Introduction to Scaling

Get an introduction to scaling.

What is scaling?

When we talk about scaling Python, what we mean is making a Python application scalable. However, what is scalability?

According to Wikipedia:

“Scalability is the capability of a system, network, or process to handle a growing amount of work, or its potential to be enlarged to accommodate that growth.” - Wikipedia

This definition makes scalability difficult to define as an absolute since no definition applies to all applications.

This course concentrates on methods, technologies, and practices that allow one to make applications fast and able to grow in order to handle more jobs – all of that using the Python programming language and its major implementation, CPython.

Scaling

Distributed applications

We are all aware that processors are not becoming fast at a rate where a single threaded application could, one day, be fast enough to handle any size workload. That means we need to think about using more than just one processor. Building scalable applications implies that you distribute the workload across multiple workers using multiple processing units.

Those workers divide up tasks across several processors, and in some cases, across several computers.

That is a distributed application.

Types of applications

There are fundamental properties to understand about distributed systems before digging into how to build them in Python or any other language.

We can consider the following options when writing an application:

Single-threaded application

  • Write a single-threaded application. This should be your first pick, and indeed it implies no distribution. They are the simplest of all applications. They are easy to understand and therefore easier to maintain. However, they are limited by the power of using a single processor.
Single-threaded program
Single-threaded program
Multi-threaded program
Multi-threaded program

Multi-threaded application

  • Write a multi-threaded application. Most computers, even your smartphone, are now equipped with multiple processing units. If an application can overload an entire CPU, it needs to spread its workload over other processors by spawning new threads (or new processes). Multi-threading applications are more error-prone than single-threaded applications, but they offer fewer failure scenarios than multi nodes applications, as no network is involved.

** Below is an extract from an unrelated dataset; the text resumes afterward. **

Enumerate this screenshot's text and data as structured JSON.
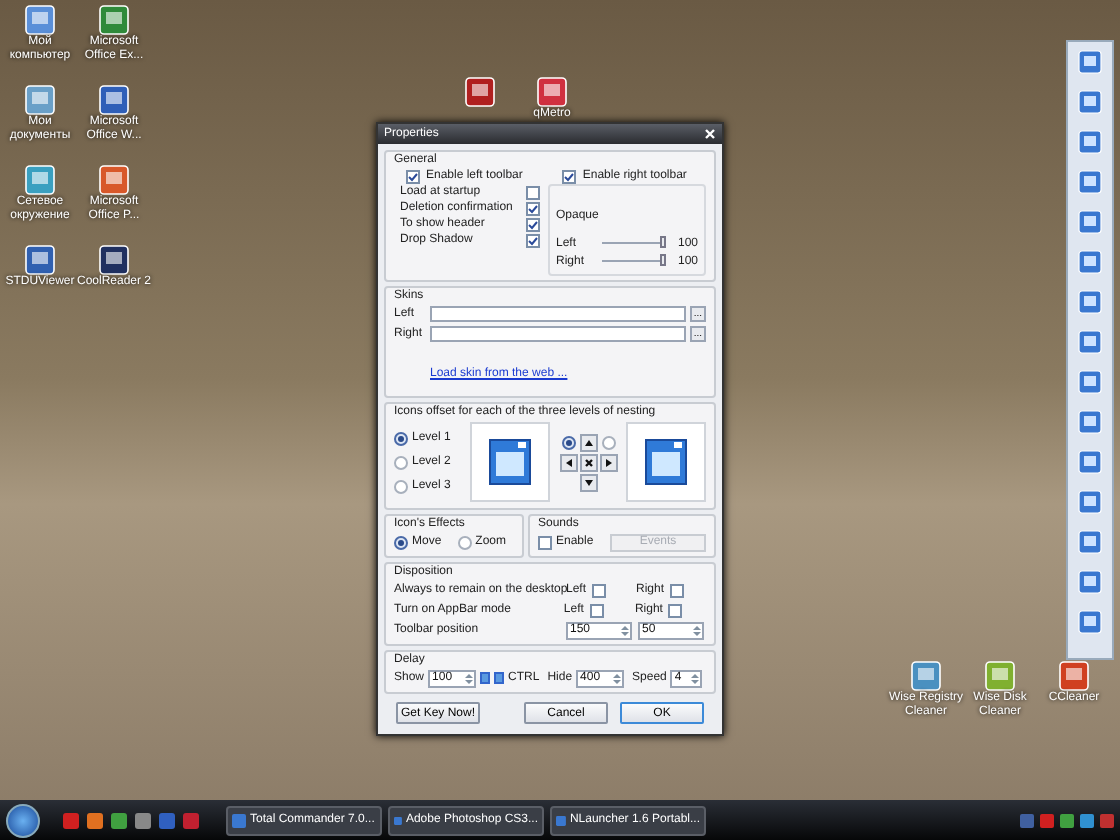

Network distributed application

  • Write network distributed applications. This is your last resort when your application needs to scale significantly, and not even one big computer with plenty of CPUs is enough. These are the most complicated applications to write because they use a network. This means they risk a variety of scenarios, such as a total or partial failure of a node or the network, high latency, messages being lost, and any other failure scenarios related to the unreliability of networks.
Distributed application

The properties of distribution vary widely depending on the type you pick. Operations on a single processor can be regarded as fast, with low latency while being reliable, and ordered, whereas operations across several nodes should be considered slow with high latency. They are often unreliable and unordered.

Consider each architecture choice or change carefully. As seen throughout this course, there are various tools and methods in Python available for dealing with any of those choices. They help to build distributed systems, and therefore, scalable applications.